The branding of public buildings and the tragedy of Ira Glass 

This American Sell-Out

In what might seem like a strange or unusual move, Ira Glass quietly became the sole owner of his juggernaut public radio series This American Life earlier this month. In a deal with public radio station WBEZ, where Glass began the show 20 years ago, and Chicago Public Media, the celebrated radio host will now have complete creative control over the show's content while WBEZ and CPM will receive a portion of profits from This American Life and its podcast cousin Serial.

The very concept that a public radio show might have profits to share might seem strange or unusual to some, but it should come as no surprise to those of us who've been paying attention to how this country is slowly privatizing almost every aspect of public life.

Needless to say, the strategy that led us to where we are now was brilliant.

First, American businesses simply bought off enough legislators and regulators in this country that they were able to lower their tax rates to something that could be politely called negligible. Next, they waited a few years while the decline in tax revenue led inevitably to the collapse of public services. Then they swooped in as saviors of the very public services they crippled by donating money to them. This, in turn, led to even more tax breaks and then to the corporate branding of formerly public, and theoretically non-corporate, areas of life, like coliseums and stadiums.

On a trip last week to visit Washington D.C., I was first confronted with the presence of corporate advertising on the side of a North Carolina Department of Transportation roadside assistance vehicle. Not even South Carolina seems brazen enough to consider that. Then again, this could be because our state government is still happy to hand out multimillion dollar tax breaks to multinational corporations for the "privilege" of letting them locate here. Or it could be because South Carolina is 10 years behind everyone else in the nation.

At any rate, by the time I reached Virginia, it didn't surprise me to see that the signs for the rest areas were carrying the image of a well-known corporate mascot, the GEICO gecko.

All of this comes years after cities began selling branding rights to their very expensive publicly funded sports arenas, civic centers, and other public spaces to corporations.

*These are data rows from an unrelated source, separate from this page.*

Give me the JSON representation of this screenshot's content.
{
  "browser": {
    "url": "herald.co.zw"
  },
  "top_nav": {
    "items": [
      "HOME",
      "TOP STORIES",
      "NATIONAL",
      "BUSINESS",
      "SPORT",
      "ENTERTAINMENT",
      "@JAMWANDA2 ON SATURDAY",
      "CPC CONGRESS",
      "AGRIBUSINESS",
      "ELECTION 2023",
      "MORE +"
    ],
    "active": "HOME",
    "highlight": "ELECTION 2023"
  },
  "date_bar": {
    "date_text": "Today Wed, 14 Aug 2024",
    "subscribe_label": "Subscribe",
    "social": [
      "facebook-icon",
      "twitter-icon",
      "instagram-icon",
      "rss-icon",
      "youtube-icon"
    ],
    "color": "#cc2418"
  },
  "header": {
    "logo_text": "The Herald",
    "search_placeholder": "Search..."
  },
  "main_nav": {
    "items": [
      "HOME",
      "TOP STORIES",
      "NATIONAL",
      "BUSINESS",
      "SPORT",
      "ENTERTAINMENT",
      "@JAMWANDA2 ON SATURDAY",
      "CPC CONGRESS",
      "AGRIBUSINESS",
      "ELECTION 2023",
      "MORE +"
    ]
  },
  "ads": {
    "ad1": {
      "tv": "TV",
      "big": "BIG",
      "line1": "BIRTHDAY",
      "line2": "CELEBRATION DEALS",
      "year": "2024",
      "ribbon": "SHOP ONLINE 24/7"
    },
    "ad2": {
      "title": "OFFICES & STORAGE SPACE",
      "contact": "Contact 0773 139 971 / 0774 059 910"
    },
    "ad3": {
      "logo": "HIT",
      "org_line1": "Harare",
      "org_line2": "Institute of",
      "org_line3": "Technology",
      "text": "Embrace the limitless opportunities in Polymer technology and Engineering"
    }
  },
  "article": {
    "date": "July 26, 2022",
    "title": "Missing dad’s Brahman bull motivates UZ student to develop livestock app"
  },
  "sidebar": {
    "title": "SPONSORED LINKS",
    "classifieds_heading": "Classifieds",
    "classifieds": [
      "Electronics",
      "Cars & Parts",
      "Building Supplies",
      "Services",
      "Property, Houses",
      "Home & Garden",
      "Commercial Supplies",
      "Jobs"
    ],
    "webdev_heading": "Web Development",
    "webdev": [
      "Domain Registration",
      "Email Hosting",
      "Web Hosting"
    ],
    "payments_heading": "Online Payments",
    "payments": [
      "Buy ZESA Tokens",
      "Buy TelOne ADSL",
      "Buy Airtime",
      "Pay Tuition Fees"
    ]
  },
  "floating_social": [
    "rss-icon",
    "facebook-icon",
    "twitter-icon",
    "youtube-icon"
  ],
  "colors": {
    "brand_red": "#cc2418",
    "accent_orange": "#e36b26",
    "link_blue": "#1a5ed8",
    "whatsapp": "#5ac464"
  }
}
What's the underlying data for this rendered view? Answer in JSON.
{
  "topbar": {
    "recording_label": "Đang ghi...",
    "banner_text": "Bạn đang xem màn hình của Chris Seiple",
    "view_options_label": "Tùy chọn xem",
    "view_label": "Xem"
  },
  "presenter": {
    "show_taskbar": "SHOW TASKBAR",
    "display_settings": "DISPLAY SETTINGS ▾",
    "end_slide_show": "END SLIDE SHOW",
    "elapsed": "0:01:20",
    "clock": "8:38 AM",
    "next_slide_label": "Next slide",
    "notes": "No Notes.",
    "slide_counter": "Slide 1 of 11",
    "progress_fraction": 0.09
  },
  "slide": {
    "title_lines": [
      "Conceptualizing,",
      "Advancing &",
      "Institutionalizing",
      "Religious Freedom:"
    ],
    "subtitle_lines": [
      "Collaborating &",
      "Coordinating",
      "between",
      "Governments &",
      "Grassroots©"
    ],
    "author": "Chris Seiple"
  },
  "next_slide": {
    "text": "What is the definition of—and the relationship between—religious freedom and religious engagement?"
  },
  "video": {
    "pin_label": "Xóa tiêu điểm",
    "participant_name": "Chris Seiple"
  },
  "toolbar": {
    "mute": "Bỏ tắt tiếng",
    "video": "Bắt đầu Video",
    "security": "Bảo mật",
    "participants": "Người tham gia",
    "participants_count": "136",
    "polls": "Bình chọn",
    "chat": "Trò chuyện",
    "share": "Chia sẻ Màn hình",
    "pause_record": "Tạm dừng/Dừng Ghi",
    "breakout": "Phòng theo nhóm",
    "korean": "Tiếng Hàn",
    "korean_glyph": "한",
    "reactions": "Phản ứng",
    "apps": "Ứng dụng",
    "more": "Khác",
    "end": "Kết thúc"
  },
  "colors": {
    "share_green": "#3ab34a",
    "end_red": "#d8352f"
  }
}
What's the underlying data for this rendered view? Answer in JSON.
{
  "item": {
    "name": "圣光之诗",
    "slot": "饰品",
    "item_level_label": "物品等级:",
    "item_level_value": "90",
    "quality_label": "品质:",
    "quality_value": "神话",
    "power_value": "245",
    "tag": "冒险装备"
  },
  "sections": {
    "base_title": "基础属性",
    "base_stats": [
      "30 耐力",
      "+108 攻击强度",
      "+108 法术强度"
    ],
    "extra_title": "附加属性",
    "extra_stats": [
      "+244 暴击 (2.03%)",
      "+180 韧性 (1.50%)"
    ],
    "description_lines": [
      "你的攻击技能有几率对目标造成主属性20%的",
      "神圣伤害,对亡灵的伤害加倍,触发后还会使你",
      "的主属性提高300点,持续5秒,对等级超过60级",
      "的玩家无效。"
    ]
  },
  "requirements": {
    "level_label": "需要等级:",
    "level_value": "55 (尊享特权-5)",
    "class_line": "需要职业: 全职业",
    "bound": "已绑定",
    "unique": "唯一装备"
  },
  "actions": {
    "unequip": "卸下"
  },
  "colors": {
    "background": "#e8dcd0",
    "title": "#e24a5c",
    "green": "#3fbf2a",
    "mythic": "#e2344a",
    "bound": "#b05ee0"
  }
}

Even supposedly "radical" Paris-of-the-South, Asheville, N.C. happily acquiesced a couple of years ago to U.S. Cellular for the "naming rights" to the Asheville Civic Center. Progress, it seems, is learning how to greet the free market with open arms in hopes that it will save your dying city, the very city that capitalism helped to bleed dry.

Which brings us back to Ira Glass and his formerly publicly owned radio show. In the case of This American Life, this isn't a case of corporations swooping in to "save" failed public works. Instead, it is about how one of our nation's most cherished public voices became a free-market cheerleader. Glass, among other public radio paragons, appeared at an event called Hearing is Believing back in April. There the radio host reportedly proclaimed, "I think we're ready for capitalism which made this country so great. Public radio is ready for capitalism."

And that sounds great, doesn't it, at least until you remember that public radio was explicitly created as a reaction to and a remedy for profit-driven media. While most public radio and television programs have been remarkably tame compared to their capitalist counterparts, at the very least these publicly owned shows didn't exist solely to advertise products that existed on one level to make your life easier and on an entirely more substantive level as a means to keep afloat the whole ridiculous concept of the free market.

The fact that corporations are buying up the public sphere, and that public radio is essentially selling itself out to corporate interests, should be of concern to everyone. Unfortunately, it's a story that probably doesn't neatly work in a three-act episode of a beloved radio program in which the host speaks in measured, pseudo-intellectual tones.